Zugegeben, viel Glück hatten die Luzerner Stahlkocher nicht. Der Ukraine-Krieg führte zu drastisch steigenden Energiekosten und liess die Einnahmen um ein Fünftel und die Auftragsvorräte sogar um mehr als ein Drittel sinken. Der Betriebsgewinn sank gar um 85 Prozent.
Unter dem Strich machte Swiss Steel in den vergangenen zwölf Monaten fast 100 Millionen Franken Verlust. Und offensichtlich glauben die Anleger nicht an eine rasche Besserung. Das Unternehmen, das Ende des zweiten Quartals noch ein Eigenkapital von 500 Millionen Franken aufwies, ist an der Börse gerade mal noch 300 Millionen wert.
Ende August gab Vizepräsident Svein Richard Brandtzæg zum Stichtag des 5. Oktobers seinen Rücktritt bekannt. Am 18. September gab die Unternehmensleitung alle Jahresziele auf – und gab stattdessen eine Gewinnwarnung heraus. Gleichzeitig liess sie verlauten, die Rentabilität sei auch im Juli und August hinter den Erwartungen zurückgeblieben.
An seiner letzten Verwaltungsratssitzung konnte kein Nachfolger für Brandtzægs präsentiert werden. Allerdings wurde erkannt, dass es zusätzliche Sanierungsmassnahmen braucht.
Peter Spuhler als Schlüsselfigur
Das Unternehmen wird von drei Grossaktionären beherrscht: dem russischen Oligarchen Viktor Vekselberg, Amag-Eigentümer Martin Haefner und immer mehr von Stadler-Chef Peter Spuhler. Der international sanktionierte Vekselberg spielt kaum mehr eine Rolle.
Im Juni eilte Spuhler dem Amag-Besitzer und Swiss-Steel-Grossaktionär Martin Haefner zu Hilfe. Er kaufte ihm gut 8 Prozent der Swiss-Steel-Aktien ab. Das war wichtig, weil Haefner sonst Vekselberg und den Publikumsaktionären ein Übernahmeangebot hätte machen müssen. Das war eine Auflage der eidgenössischen Finanzmarktaufsicht von 2019.

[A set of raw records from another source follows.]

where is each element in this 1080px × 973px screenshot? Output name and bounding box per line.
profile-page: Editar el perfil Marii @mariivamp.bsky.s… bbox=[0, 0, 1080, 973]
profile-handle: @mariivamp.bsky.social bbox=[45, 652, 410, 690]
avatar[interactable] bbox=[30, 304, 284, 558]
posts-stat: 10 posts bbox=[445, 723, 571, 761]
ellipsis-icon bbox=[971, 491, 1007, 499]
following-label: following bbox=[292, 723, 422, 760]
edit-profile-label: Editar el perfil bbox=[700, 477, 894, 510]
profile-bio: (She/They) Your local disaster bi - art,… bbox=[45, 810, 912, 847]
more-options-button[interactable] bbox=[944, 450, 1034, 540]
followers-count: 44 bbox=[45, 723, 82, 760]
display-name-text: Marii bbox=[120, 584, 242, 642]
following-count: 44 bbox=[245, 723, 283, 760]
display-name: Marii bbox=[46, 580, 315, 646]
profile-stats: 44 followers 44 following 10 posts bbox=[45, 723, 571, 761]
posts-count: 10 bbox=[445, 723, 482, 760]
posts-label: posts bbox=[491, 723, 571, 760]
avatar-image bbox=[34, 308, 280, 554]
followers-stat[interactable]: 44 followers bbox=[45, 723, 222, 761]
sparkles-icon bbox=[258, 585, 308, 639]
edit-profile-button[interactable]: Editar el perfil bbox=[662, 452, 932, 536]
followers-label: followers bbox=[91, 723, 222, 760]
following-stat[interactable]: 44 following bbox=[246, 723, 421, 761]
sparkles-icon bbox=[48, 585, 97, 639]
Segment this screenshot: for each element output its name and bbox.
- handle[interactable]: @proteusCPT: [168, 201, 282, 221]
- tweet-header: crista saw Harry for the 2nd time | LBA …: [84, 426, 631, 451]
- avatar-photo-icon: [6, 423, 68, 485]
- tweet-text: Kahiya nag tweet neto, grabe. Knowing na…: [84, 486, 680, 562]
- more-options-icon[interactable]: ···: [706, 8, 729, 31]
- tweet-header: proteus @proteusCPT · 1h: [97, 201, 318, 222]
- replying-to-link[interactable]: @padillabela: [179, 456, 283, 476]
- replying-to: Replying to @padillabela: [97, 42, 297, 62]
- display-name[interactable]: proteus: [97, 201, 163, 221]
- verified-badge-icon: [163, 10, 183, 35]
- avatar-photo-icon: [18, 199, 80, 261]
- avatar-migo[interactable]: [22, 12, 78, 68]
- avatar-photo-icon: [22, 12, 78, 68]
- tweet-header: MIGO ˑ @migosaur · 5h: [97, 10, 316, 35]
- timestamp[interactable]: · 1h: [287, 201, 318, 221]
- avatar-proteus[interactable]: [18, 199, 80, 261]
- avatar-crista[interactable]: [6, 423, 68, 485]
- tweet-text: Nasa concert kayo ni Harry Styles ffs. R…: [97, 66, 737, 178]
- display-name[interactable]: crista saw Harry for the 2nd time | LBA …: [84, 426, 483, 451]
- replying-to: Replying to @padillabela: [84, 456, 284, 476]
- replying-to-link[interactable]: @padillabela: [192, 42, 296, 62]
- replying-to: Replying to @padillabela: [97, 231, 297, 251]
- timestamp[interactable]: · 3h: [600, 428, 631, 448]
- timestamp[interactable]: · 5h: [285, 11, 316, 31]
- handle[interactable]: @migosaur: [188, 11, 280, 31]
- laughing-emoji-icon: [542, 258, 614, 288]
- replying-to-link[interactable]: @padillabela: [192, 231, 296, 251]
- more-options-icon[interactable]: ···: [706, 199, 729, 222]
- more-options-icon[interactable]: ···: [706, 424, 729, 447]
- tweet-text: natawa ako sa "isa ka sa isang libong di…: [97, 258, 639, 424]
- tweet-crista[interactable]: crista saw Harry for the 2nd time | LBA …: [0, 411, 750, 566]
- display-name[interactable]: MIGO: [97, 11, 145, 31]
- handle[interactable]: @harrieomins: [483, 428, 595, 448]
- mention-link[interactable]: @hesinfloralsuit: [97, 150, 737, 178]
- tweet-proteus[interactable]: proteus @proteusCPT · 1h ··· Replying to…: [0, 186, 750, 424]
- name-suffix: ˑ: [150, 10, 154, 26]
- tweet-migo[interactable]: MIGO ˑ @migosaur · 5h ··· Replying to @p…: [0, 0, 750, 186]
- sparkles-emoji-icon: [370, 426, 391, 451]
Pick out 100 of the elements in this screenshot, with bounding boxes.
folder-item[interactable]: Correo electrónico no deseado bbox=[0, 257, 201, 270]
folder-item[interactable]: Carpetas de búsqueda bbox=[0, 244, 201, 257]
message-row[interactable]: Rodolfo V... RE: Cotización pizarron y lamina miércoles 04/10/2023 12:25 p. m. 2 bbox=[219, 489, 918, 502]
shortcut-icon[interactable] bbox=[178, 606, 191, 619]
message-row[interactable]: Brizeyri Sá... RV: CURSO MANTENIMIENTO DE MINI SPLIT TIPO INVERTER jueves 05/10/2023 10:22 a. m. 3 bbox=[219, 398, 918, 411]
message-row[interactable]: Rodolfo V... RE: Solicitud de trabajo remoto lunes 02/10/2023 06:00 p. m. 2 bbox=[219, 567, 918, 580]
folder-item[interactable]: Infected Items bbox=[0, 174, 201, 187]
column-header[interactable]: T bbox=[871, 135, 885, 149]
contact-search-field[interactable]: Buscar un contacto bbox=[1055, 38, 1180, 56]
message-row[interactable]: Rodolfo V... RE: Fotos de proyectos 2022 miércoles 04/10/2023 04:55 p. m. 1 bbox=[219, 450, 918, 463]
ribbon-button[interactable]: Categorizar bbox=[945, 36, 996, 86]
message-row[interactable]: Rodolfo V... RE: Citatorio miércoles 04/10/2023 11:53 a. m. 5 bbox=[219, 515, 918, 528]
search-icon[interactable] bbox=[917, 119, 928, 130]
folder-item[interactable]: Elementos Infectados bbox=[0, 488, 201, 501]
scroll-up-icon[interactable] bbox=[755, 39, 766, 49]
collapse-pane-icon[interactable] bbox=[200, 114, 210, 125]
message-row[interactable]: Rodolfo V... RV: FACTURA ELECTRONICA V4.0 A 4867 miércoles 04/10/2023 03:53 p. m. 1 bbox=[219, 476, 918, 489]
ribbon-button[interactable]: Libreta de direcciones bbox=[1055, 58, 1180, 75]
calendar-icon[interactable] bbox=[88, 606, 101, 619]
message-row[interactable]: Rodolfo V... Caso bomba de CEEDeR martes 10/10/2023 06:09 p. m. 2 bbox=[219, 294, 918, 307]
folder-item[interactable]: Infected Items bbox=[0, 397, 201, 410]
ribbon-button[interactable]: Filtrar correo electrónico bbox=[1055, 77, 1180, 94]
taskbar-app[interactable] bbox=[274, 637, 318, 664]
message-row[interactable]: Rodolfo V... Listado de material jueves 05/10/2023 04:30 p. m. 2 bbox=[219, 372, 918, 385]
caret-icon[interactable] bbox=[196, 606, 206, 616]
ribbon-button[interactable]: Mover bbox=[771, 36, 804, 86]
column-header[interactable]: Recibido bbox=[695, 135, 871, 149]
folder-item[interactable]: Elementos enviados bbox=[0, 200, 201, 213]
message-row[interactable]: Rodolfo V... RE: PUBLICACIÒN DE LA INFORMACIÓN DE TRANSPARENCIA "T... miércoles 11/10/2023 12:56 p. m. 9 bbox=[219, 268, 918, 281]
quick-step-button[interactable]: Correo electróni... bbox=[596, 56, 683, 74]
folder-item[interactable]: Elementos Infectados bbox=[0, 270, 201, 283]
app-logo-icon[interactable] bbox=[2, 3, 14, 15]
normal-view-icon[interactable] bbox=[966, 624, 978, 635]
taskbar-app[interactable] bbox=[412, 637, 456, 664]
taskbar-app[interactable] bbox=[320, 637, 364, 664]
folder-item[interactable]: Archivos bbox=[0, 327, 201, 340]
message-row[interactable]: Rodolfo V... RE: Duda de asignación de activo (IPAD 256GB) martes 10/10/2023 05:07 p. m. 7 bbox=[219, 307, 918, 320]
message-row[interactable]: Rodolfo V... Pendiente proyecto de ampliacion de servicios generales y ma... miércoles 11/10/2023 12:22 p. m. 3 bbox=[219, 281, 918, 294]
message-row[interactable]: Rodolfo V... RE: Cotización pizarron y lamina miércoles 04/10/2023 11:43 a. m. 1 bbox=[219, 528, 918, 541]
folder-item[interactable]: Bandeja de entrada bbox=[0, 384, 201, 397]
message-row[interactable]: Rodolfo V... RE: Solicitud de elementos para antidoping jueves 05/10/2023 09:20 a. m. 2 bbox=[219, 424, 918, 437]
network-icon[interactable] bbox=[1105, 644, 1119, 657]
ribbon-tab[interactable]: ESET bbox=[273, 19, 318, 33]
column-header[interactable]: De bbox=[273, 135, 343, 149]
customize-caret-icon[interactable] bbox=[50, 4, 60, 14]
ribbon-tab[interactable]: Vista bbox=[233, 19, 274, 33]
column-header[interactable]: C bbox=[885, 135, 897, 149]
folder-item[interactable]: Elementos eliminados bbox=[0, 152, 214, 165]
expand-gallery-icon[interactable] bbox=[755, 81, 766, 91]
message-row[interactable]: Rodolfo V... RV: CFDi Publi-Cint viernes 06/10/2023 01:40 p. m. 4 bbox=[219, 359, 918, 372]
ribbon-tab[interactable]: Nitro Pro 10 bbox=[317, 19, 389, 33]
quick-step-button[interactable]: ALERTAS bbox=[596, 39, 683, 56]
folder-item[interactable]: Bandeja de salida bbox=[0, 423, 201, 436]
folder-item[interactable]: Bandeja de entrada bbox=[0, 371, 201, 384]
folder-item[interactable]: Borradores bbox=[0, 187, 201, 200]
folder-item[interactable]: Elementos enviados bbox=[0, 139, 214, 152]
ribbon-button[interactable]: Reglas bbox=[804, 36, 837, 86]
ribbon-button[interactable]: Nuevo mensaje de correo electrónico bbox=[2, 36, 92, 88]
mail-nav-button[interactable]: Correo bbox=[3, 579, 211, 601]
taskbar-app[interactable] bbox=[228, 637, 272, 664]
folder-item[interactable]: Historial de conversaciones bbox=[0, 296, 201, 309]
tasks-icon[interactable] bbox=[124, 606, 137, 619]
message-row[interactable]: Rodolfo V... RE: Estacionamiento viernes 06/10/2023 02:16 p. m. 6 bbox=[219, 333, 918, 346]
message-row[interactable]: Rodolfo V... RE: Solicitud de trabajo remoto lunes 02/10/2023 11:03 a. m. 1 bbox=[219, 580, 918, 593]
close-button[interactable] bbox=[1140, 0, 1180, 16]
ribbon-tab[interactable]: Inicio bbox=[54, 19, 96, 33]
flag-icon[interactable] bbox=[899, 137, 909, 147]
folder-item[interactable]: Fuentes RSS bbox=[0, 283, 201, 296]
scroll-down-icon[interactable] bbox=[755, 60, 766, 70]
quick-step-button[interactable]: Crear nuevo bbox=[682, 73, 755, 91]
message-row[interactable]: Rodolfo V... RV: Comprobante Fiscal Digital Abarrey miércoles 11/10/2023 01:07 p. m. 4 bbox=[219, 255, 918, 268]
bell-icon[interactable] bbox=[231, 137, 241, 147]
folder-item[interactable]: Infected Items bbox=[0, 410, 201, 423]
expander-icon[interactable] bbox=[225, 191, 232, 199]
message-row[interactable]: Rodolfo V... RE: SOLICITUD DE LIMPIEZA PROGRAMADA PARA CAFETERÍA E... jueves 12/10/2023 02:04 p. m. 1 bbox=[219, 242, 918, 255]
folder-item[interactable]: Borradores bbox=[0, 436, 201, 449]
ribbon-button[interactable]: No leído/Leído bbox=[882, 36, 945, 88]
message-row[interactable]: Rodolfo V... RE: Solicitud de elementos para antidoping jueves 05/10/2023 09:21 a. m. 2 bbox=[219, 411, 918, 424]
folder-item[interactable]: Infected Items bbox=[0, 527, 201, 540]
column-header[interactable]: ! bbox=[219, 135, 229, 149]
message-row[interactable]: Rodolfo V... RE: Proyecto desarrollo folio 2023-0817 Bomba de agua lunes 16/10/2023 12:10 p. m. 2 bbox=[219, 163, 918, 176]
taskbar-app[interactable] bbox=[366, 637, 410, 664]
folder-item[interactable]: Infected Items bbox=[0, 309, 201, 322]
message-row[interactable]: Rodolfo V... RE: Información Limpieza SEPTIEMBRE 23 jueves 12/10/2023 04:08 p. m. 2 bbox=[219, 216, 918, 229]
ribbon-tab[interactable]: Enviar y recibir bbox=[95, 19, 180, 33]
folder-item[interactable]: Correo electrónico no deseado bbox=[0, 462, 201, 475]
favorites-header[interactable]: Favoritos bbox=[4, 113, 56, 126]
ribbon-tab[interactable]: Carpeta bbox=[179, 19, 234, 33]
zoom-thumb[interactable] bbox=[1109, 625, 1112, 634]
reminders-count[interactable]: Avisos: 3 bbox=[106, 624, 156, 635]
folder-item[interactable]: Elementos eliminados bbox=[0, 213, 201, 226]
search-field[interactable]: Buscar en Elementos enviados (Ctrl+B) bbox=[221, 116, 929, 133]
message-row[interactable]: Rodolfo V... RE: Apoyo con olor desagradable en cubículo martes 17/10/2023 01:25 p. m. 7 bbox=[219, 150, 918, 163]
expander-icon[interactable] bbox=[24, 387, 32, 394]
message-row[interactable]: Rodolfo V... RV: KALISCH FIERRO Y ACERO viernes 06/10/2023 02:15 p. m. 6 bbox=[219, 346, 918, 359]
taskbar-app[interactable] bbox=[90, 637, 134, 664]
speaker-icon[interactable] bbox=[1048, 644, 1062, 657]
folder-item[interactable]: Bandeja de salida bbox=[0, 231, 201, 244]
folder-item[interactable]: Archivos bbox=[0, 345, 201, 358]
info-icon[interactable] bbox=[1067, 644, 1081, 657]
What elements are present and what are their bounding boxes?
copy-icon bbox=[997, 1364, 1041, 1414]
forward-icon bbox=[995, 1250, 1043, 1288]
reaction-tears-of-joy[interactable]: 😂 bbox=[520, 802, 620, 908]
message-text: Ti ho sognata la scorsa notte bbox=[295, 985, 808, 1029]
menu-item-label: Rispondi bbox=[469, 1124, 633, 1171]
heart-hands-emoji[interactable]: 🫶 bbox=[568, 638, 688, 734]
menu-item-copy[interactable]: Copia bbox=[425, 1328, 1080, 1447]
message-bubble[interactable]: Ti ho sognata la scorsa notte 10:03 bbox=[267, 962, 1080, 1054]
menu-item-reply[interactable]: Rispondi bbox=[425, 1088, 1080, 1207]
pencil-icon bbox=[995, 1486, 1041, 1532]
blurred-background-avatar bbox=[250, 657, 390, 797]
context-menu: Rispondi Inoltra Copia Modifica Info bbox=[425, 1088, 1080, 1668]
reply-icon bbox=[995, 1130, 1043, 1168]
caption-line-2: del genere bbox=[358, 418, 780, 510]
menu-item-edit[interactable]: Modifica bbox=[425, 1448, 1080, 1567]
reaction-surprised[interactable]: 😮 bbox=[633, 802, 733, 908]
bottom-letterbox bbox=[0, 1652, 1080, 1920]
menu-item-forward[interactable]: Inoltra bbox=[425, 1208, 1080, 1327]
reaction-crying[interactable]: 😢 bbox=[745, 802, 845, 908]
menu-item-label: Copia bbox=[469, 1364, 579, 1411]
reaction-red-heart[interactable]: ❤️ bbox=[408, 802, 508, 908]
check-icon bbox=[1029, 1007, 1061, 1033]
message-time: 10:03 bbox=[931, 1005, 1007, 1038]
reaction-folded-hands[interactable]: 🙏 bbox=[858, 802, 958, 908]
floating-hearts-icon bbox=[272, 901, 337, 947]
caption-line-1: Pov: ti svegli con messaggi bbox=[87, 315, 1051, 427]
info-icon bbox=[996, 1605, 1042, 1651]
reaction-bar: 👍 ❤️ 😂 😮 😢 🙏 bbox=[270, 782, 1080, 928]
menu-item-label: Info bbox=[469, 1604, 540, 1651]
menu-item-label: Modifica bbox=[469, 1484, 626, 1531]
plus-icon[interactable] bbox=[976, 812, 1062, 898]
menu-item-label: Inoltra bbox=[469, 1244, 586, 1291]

Ansonsten wird die Lage zunehmend ungemütlich. Bei Swiss Steel laufen bereits umfassende Strategie- und Restrukturierungsmassnahmen. Das Management will diese konsequent fortführen. Sieben Werke in Osteuropa sollen verkauft und die deutschen Edelstahlwerke saniert werden.
Darüber hinaus ist von einer «Kosten- und die Liquiditätsstabilisierung» die Rede. Die Personalkosten, mitsamt jenen des Managements, sollen gesenkt, der Lagerbestand reduziert und möglichst alle nicht unbedingt notwendigen Ausgaben gekappt werden.
Ruf nach Hilfe des Staats
Am wichtigsten scheinen aber im Moment Spuhlers politische Beziehungen nach Bern. Im Bundeshaus sind Rettungsbemühungen in Gang. So haben die SVP-Nationalrätin Diana Gutjahr und SP-Ständerat Roberto Zanetti zwei Motionen zur Unterstützung der Stahlproduktion in der Schweiz eingereicht. Dabei geht es namentlich um das Stahlwerk in Gerlafingen SO, wo Zanetti früher Gemeindepräsident war.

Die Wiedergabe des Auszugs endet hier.